The treatment involves a long first visit and several follow-up visits to establish a relationship between patient and therapist and then to work on developing a shared understanding of emotional factors and relationship issues that may exacerbate symptoms.
This method was tested in a recent study that showed improvement in GI symptoms (though not better than other groups) but with reduction in health care costs at one year.
Peter Whorwell, University of Manchester, England discussed his group’s work using Hypnotherapy for Functional Gastrointestinal Disorders. Nearly 20 years ago, Dr. Whorwell’s group undertook the first controlled trial of hypnotherapy to treat IBS.
At the time, it was thought IBS seemed amenable to hypnosis treatment because of the absence of structural damage while various possible underlying mechanisms of the disorder might be susceptible to influence by the mind.
Therapy helps both the psychological and physical aspects of the problem. Recent studies have shown improvement in symptoms, psychological scores, motility, and quality of life. There is even some preliminary data to show possible effects on anterior cingulate cortex activation, an area of the brain concerned with emotion that influences sensory perception and pain.
Nevertheless, up to 25% of patients fail to respond to hypnosis therapy and even those who do improve should not necessarily ignore conventional approaches to treatment as well, such as lifestyle factors or medication as needed.
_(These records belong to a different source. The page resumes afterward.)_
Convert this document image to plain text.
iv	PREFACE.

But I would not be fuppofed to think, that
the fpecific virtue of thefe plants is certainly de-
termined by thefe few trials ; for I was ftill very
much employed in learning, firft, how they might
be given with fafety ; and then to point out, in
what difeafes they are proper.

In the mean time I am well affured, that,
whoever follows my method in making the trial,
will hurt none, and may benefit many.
Although the treatment is often effective, helping up to 75% of patients, it is time consuming and can be costly, particularly for patients with more severe symptoms. Nonetheless, the beneficial effects are long lasting, and most patients require less medication following treatment.
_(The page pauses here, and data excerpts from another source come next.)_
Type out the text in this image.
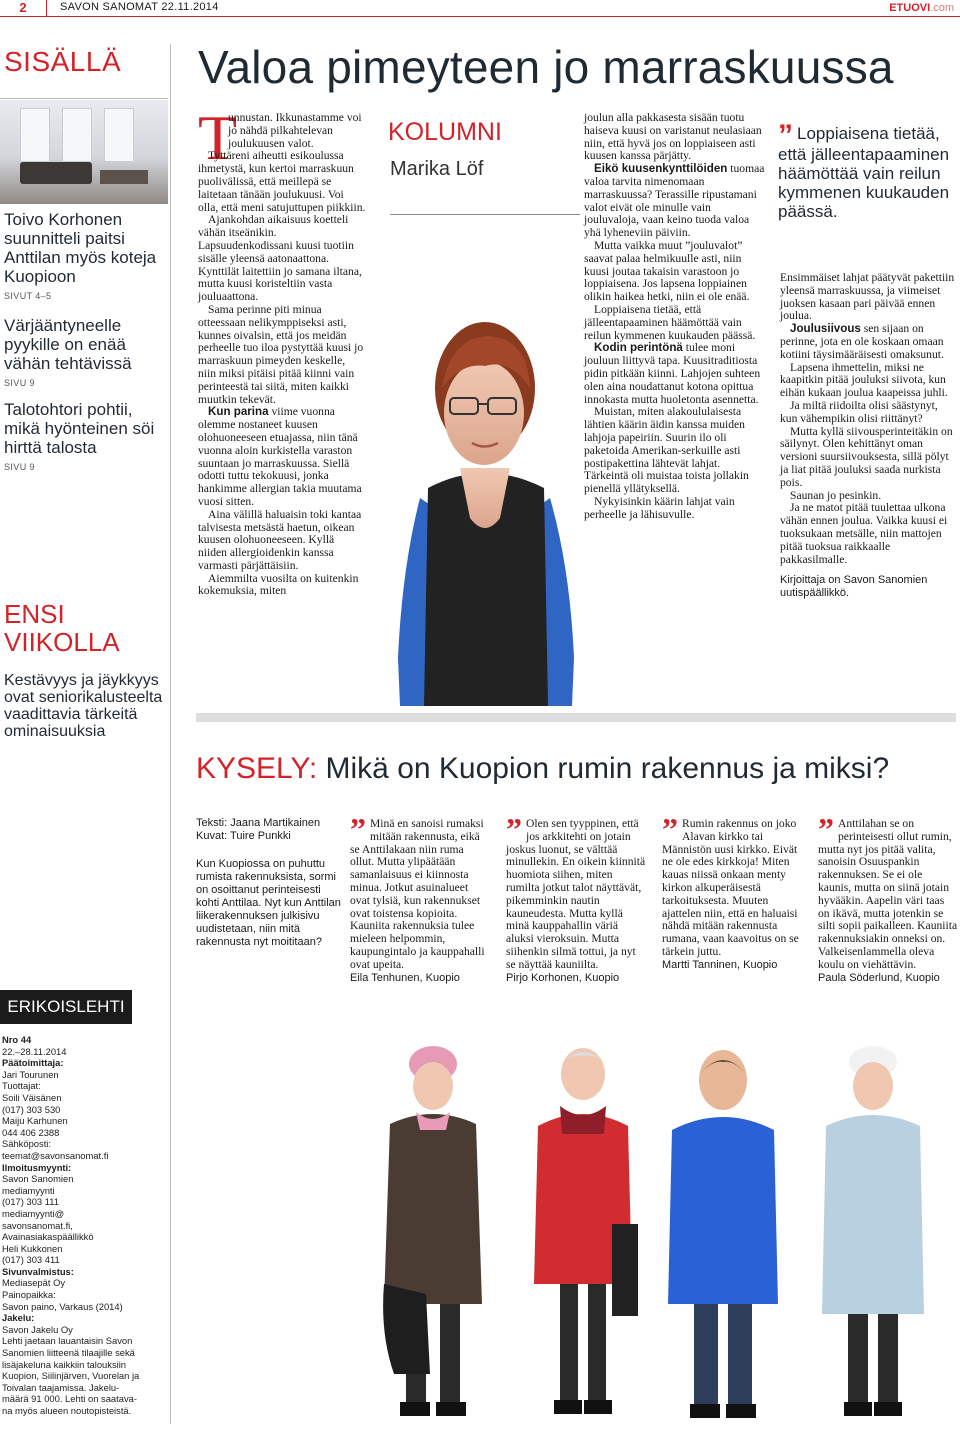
2	SAVON SANOMAT 22.11.2014	ETUOVI.com
SISÄLLÄ
Toivo Korhonen suunnitteli paitsi Anttilan myös koteja Kuopioon
SIVUT 4–5
Värjääntyneelle pyykille on enää vähän tehtävissä
SIVU 9
Talotohtori pohtii, mikä hyönteinen söi hirttä talosta
SIVU 9
ENSI
VIIKOLLA
Kestävyys ja jäykkyys ovat seniorikalusteelta vaadittavia tärkeitä ominaisuuksia
ERIKOISLEHTI
Nro 44
22.–28.11.2014
Päätoimittaja:
Jari Tourunen
Tuottajat:
Soili Väisänen
(017) 303 530
Maiju Karhunen
044 406 2388
Sähköposti:
teemat@savonsanomat.fi
Ilmoitusmyynti:
Savon Sanomien
mediamyynti
(017) 303 111
mediamyynti@
savonsanomat.fi,
Avainasiakaspäällikkö
Heli Kukkonen
(017) 303 411
Sivunvalmistus:
Mediasepät Oy
Painopaikka:
Savon paino, Varkaus (2014)
Jakelu:
Savon Jakelu Oy
Lehti jaetaan lauantaisin Savon
Sanomien liitteenä tilaajille sekä
lisäjakeluna kaikkiin talouksiin
Kuopion, Siilinjärven, Vuorelan ja
Toivalan taajamissa. Jakelu-
määrä 91 000. Lehti on saatava-
na myös alueen noutopisteistä.
Valoa pimeyteen jo marraskuussa
T

unnustan. Ikkunastamme voi jo nähdä pilkahtelevan joulukuusen valot.

Tyttäreni aiheutti esikoulussa ihmetystä, kun kertoi marraskuun puolivälissä, että meillepä se laitetaan tänään joulukuusi. Voi olla, että meni satujuttupen piikkiin.

Ajankohdan aikaisuus koetteli vähän itseänikin. Lapsuudenkodissani kuusi tuotiin sisälle yleensä aatonaattona. Kynttilät laitettiin jo samana iltana, mutta kuusi koristeltiin vasta jouluaattona.

Sama perinne piti minua otteessaan nelikymppiseksi asti, kunnes oivalsin, että jos meidän perheelle tuo iloa pystyttää kuusi jo marraskuun pimeyden keskelle, niin miksi pitäisi pitää kiinni vain perinteestä tai siitä, miten kaikki muutkin tekevät.

Kun parina viime vuonna olemme nostaneet kuusen olohuoneeseen etuajassa, niin tänä vuonna aloin kurkistella varaston suuntaan jo marraskuussa. Siellä odotti tuttu tekokuusi, jonka hankimme allergian takia muutama vuosi sitten.

Aina välillä haluaisin toki kantaa talvisesta metsästä haetun, oikean kuusen olohuoneeseen. Kyllä niiden allergioidenkin kanssa varmasti pärjättäisiin.

Aiemmilta vuosilta on kuitenkin kokemuksia, miten

KOLUMNI
Marika Löf

joulun alla pakkasesta sisään tuotu haiseva kuusi on varistanut neulasiaan niin, että hyvä jos on loppiaiseen asti kuusen kanssa pärjätty.

Eikö kuusenkynttilöiden tuomaa valoa tarvita nimenomaan marraskuussa? Terassille ripustamani valot eivät ole minulle vain jouluvaloja, vaan keino tuoda valoa yhä lyheneviin päiviin.

Mutta vaikka muut ”jouluvalot” saavat palaa helmikuulle asti, niin kuusi joutaa takaisin varastoon jo loppiaisena. Jos lapsena loppiainen olikin haikea hetki, niin ei ole enää.

Loppiaisena tietää, että jälleentapaaminen häämöttää vain reilun kymmenen kuukauden päässä.

Kodin perintönä tulee moni jouluun liittyvä tapa. Kuusitraditiosta pidin pitkään kiinni. Lahjojen suhteen olen aina noudattanut kotona opittua innokasta mutta huoletonta asennetta.

Muistan, miten alakoululaisesta lähtien käärin äidin kanssa muiden lahjoja papeiriin. Suurin ilo oli paketoida Amerikan-serkuille asti postipakettina lähtevät lahjat. Tärkeintä oli muistaa toista jollakin pienellä yllätyksellä.

Nykyisinkin käärin lahjat vain perheelle ja lähisuvulle.

” Loppiaisena tietää, että jälleentapaaminen häämöttää vain reilun kymmenen kuukauden päässä.

Ensimmäiset lahjat päätyvät pakettiin yleensä marraskuussa, ja viimeiset juoksen kasaan pari päivää ennen joulua.

Joulusiivous sen sijaan on perinne, jota en ole koskaan omaan kotiini täysimääräisesti omaksunut.

Lapsena ihmettelin, miksi ne kaapitkin pitää jouluksi siivota, kun eihän kukaan joulua kaapeissa juhli.

Ja miltä riidoilta olisi säästynyt, kun vähempikin olisi riittänyt?

Mutta kyllä siivousperinteitäkin on säilynyt. Olen kehittänyt oman versioni suursiivouksesta, sillä pölyt ja liat pitää jouluksi saada nurkista pois.

Saunan jo pesinkin.

Ja ne matot pitää tuulettaa ulkona vähän ennen joulua. Vaikka kuusi ei tuoksukaan metsälle, niin mattojen pitää tuoksua raikkaalle pakkasilmalle.

Kirjoittaja on Savon Sanomien uutispäällikkö.
KYSELY: Mikä on Kuopion rumin rakennus ja miksi?
Teksti: Jaana Martikainen
Kuvat: Tuire Punkki
Kun Kuopiossa on puhuttu rumista rakennuksista, sormi on osoittanut perinteisesti kohti Anttilaa. Nyt kun Anttilan liikerakennuksen julkisivu uudistetaan, niin mitä rakennusta nyt moititaan?
” Minä en sanoisi rumaksi mitään rakennusta, eikä se Anttilakaan niin ruma ollut. Mutta ylipäätään samanlaisuus ei kiinnosta minua. Jotkut asuinalueet ovat tylsiä, kun rakennukset ovat toistensa kopioita. Kauniita rakennuksia tulee mieleen helpommin, kaupungintalo ja kauppahalli ovat upeita.
Eila Tenhunen, Kuopio
” Olen sen tyyppinen, että jos arkkitehti on jotain joskus luonut, se välttää minullekin. En oikein kiinnitä huomiota siihen, miten rumilta jotkut talot näyttävät, pikemminkin nautin kauneudesta. Mutta kyllä minä kauppahallin väriä aluksi vieroksuin. Mutta siihenkin silmä tottui, ja nyt se näyttää kauniilta.
Pirjo Korhonen, Kuopio
” Rumin rakennus on joko Alavan kirkko tai Männistön uusi kirkko. Eivät ne ole edes kirkkoja! Miten kauas niissä onkaan menty kirkon alkuperäisestä tarkoituksesta. Muuten ajattelen niin, että en haluaisi nähdä mitään rakennusta rumana, vaan kaavoitus on se tärkein juttu.
Martti Tanninen, Kuopio
” Anttilahan se on perinteisesti ollut rumin, mutta nyt jos pitää valita, sanoisin Osuuspankin rakennuksen. Se ei ole kaunis, mutta on siinä jotain hyvääkin. Aapelin värі taas on ikävä, mutta jotenkin se silti sopii paikalleen. Kauniita rakennuksiakin onneksi on. Valkeisenlammella oleva koulu on viehättävin.
Paula Söderlund, Kuopio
Bruce Naliboff, University of California Los Angeles discussed Multi-component Psychological Treatment of IBS packages, which are based on the biopsychosocial model where there are multiple interacting cognitive, physiological, and behavioral factors that are targets for treatment.
This is also the most common form of treatment for these disorders. Several reviews have shown similar findings but differing interpretations of the results. Psychological treatments appear to be helpful but it is not clear if these effects are due to specific changes targeted by the treatment or more general positive change due to attention or expectation of benefit.
Some of the limitations of existing studies relate to the methodology (e.g., whether there is an active control condition). Future studies will need to involve large-scale studies as well as smaller more mechanistic studies to understand the basis for the observed clinical effects.
It was a pleasure to again be part of the 5th International Symposium on Functional Gastrointestinal Disorders. Since the first IFFGD Symposium held 8 years ago, the breadth and depth of our understanding of the functional GI disorders has grown tremendously.
We are moving closer to discerning pathophysiological subgroups of the disorders that will be amenable to more specific treatments, but there likely will not be any simple cure.
While basic investigation continues to define the underlying mechanisms that help characterize these disorders, clinical studies must also be supported in order to address now the needs of patients. In the end, all will benefit from collaborations among basic and clinical investigators, healthcare professionals, and patients.